Their marriage license was not issued after the South Carolina Supreme Court, acting on a motion from the Attorney General, ordered all probate judges in the state to hold off issuing licenses until the federal court ruled in the Bradacs case.
As attorney for Charleston County Probate Judge Irv Condon, Nichols has asked the state Supreme Court to amend its order to probate judges.
If Gergel were to rule without the change that would put Condon in the position of having to defy the state’s high court in favor of a federal court, which by law takes precedence over a state court.
Gergel told the lawyers in a hearing by telephone last month that he wanted the state to respond specifically to how the case here differs from Virginia’s.

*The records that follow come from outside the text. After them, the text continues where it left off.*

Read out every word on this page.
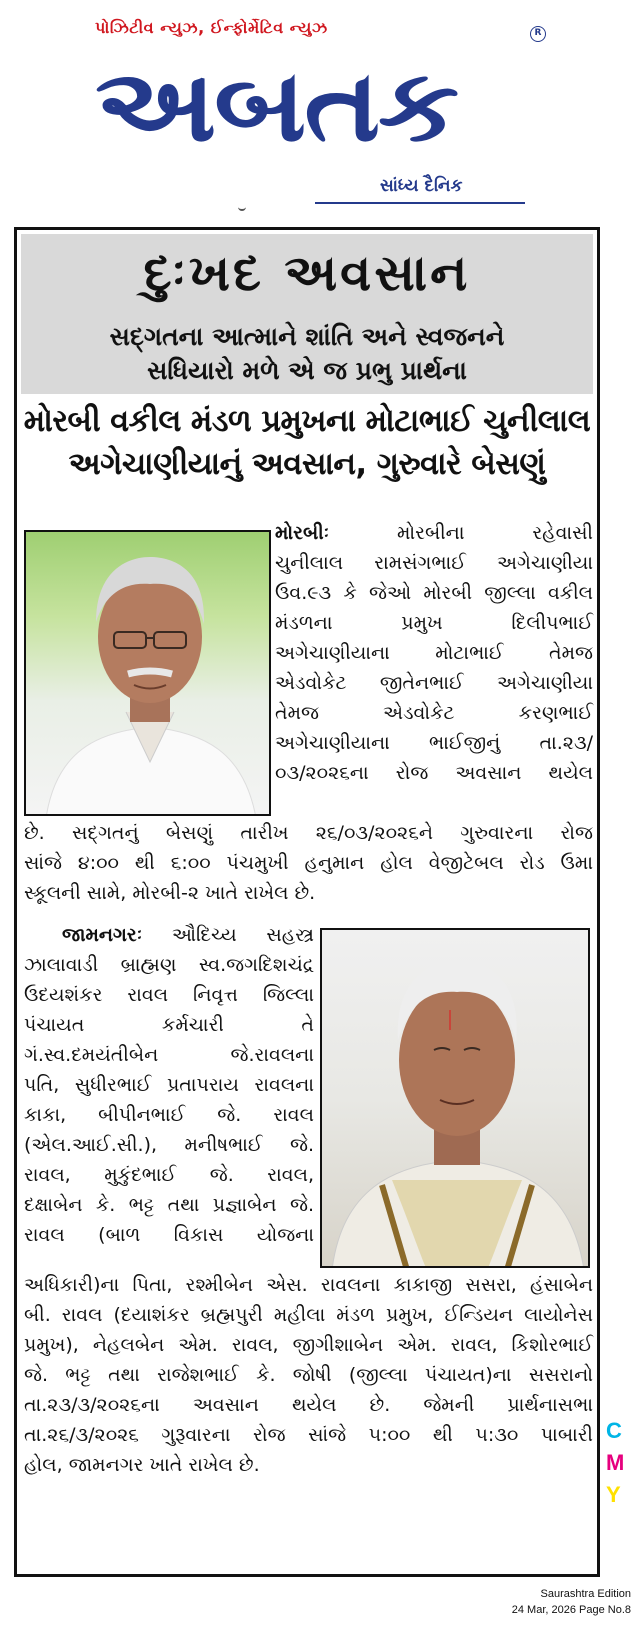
પોઝિટીવ ન્યુઝ, ઈન્ફોર્મેટિવ ન્યુઝ	R
અબતક
સાંધ્ય દૈનિક
દુઃખદ અવસાન
સદ્ગતના આત્માને શાંતિ અને સ્વજનને
સધિયારો મળે એ જ પ્રભુ પ્રાર્થના
મોરબી વકીલ મંડળ પ્રમુખના મોટાભાઈ ચુનીલાલ
અગેચાણીયાનું અવસાન, ગુરુવારે બેસણું
મોરબીઃ	મોરબીના રહેવાસી
ચુનીલાલ રામસંગભાઈ અગેચાણીયા
ઉવ.૯૩ કે જેઓ મોરબી જીલ્લા વકીલ
મંડળના પ્રમુખ દિલીપભાઈ
અગેચાણીયાના મોટાભાઈ તેમજ
એડવોકેટ જીતેનભાઈ અગેચાણીયા
તેમજ એડવોકેટ કરણભાઈ
અગેચાણીયાના ભાઈજીનું તા.૨૩/
૦૩/૨૦૨૬ના રોજ અવસાન થયેલ
છે. સદ્ગતનું બેસણું તારીખ ૨૬/૦૩/૨૦૨૬ને ગુરુવારના રોજ
સાંજે ૪:૦૦ થી ૬:૦૦ પંચમુખી હનુમાન હોલ વેજીટેબલ રોડ ઉમા
સ્કૂલની સામે, મોરબી-૨ ખાતે રાખેલ છે.
જામનગરઃ ઔદિચ્ય સહસ્ત્ર
ઝાલાવાડી બ્રાહ્મણ સ્વ.જગદિશચંદ્ર
ઉદયશંકર રાવલ નિવૃત્ત જિલ્લા
પંચાયત કર્મચારી તે
ગં.સ્વ.દમયંતીબેન જે.રાવલના
પતિ, સુધીરભાઈ પ્રતાપરાય રાવલના
કાકા, બીપીનભાઈ જે. રાવલ
(એલ.આઈ.સી.), મનીષભાઈ જે.
રાવલ, મુકુંદભાઈ જે. રાવલ,
દક્ષાબેન કે. ભટ્ટ તથા પ્રજ્ઞાબેન જે.
રાવલ (બાળ વિકાસ યોજના
અધિકારી)ના પિતા, રશ્મીબેન એસ. રાવલના કાકાજી સસરા, હંસાબેન
બી. રાવલ (દયાશંકર બ્રહ્મપુરી મહીલા મંડળ પ્રમુખ, ઈન્ડિયન લાયોનેસ
પ્રમુખ), નેહલબેન એમ. રાવલ, જીગીશાબેન એમ. રાવલ, કિશોરભાઈ
જે. ભટ્ટ તથા રાજેશભાઈ કે. જોષી (જીલ્લા પંચાયત)ના સસરાનો
તા.૨૩/૩/૨૦૨૬ના અવસાન થયેલ છે. જેમની પ્રાર્થનાસભા
તા.૨૬/૩/૨૦૨૬ ગુરૂવારના રોજ સાંજે ૫:૦૦ થી ૫:૩૦ પાબારી
હોલ, જામનગર ખાતે રાખેલ છે.
C
M
Y
Saurashtra Edition
24 Mar, 2026 Page No.8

The inner workings of courts are largely done out of public view so it’s difficult to know precisely what is happening between the two cases behind the scenes.
Nichols said he suspects that Gergel and Childs are communicating with each other about their respective cases. The two are friends and their confirmation hearings before the U.S. Senate Judiciary Committee were held at the same time in 2010.
They also are most likely communicating with South Carolina Chief Justice Jean Toal, who both have worked with.
“It’s good to have two cases on a parallel track,” Nichols said.
They differ in that Bradacs is a recognition case while Condon is for relief.
Nichols described Gergel as thoughtful and fair-minded.
Gergel led the effort to have a statue erected honoring federal judge Waties Waring, whose 1951 dissent in a South Carolina desegregation case set the stage for the U.S. Supreme Court ruling striking down school segregation.
Two other cases came into federal court in South Carolina at about the same time, the last week of October, both brought by people suing the state Department of Motor Vehicles because the state agency won’t allow them to change their names on their driver’s license. Briefs are due in the McEldowney case on Dec. 9 and in Haas on Nov. 21.
Gov. Nikki Haley and Attorney General Alan Wilson have said they will defend the marriage ban until there is a clear ruling from the federal court. In the responses to the lawsuits, Wilson raises the legal argument that marriage licenses are the business of the states, not the federal government, and that a 4th Circuit Court of Appeals ruling overturning Virginia’s gay marriage law does not apply to South Carolina because the laws are different.
Lawyers for Condon and Bleckley have filed motions saying the laws are nearly identical.
South Carolina's marriage law was amended in 1996 to prohibit marriage between same-sex couples. In 2007, voters overwhelmingly approved adding the ban to the state constitution.
In all, 32 states and the District of Columbia have legalized same-sex marriage. Four appellate courts – 4th, 7th, 9th and 10th circuits – have struck down marriage bans, but on Thursday the 6th Circuit, which covers Michigan, Ohio, Kentucky and Tennessee, reversed district court rulings that overturned gay marriage bans.
The opposing ruling there means the U.S. Supreme Court will be called on to settle it.